Foot problems that can affect diabetics are:

  • nerve injury (peripheral neuropathy) which can cause numbness, burning, stinging or shooting pains in the feet
  • poor circulation (ischemia) which can make your feet sore, cold, red and swollen
  • skin ulcers, namely painful sores that take a long time to heal
  • infections ulcers that become red and swollen and can produce foul odor and pus

The diabetic patient who realizes that he has problems or pains in his feet should contact the family doctor or the specialists who are treating him to assess the need for further information or to receive the most appropriate treatment for his case.

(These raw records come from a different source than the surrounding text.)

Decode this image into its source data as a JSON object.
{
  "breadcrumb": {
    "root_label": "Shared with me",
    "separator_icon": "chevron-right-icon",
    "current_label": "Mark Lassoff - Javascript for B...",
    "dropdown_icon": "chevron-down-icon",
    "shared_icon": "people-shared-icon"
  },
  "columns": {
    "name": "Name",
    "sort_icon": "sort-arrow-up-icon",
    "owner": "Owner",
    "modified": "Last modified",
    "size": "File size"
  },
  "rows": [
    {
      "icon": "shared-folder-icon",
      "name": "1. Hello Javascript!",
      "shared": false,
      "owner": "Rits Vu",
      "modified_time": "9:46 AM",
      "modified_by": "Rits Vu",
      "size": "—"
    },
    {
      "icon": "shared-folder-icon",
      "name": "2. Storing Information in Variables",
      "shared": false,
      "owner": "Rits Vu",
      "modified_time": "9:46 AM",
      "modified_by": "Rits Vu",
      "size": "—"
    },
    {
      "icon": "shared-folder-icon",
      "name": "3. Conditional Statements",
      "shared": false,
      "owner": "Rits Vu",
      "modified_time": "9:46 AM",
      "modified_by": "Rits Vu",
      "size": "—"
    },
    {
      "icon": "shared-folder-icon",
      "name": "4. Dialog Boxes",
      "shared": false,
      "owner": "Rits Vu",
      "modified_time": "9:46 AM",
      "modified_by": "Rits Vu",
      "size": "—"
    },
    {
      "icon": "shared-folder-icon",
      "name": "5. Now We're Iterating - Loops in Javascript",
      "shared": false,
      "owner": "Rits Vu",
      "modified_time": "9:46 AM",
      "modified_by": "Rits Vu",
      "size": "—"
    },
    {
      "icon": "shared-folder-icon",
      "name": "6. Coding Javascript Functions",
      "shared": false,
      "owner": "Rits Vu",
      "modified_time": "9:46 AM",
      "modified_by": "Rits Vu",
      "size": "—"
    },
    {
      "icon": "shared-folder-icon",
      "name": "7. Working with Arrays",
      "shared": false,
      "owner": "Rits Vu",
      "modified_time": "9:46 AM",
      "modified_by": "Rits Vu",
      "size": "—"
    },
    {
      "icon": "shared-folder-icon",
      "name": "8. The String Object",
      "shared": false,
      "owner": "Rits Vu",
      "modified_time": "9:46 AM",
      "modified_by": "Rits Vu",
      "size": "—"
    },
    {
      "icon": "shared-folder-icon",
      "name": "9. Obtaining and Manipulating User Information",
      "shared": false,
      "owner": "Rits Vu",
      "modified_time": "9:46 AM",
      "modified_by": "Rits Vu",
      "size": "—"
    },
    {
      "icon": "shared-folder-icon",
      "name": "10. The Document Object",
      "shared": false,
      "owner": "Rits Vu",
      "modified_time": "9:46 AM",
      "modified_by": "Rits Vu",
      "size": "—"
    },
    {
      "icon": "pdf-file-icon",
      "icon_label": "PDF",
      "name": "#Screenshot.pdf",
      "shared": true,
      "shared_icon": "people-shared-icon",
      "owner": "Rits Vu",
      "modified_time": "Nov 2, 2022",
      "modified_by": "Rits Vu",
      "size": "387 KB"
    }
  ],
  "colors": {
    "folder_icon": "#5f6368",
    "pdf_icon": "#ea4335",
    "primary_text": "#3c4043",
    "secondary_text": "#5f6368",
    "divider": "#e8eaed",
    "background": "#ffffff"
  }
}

Cracked or broken bone (fracture)

The break or fracture of a bone in the foot can be caused by a serious injury or by a sporting activity, with high impact, continuous over time (such as, for example, running over long distances). Sometimes, it can occur as a consequence of osteoporosis (weakened bones).

The break or fracture can affect any bone in the foot:

  • central bones of the foot (like the metatarsal)
  • heel
  • toes
  • ankle
  • bones of the lower leg

The affected area is very painful, sensitive to the touch and bruised. You should immediately stop all activities and avoid putting your weight on the foot, until you consult a doctor.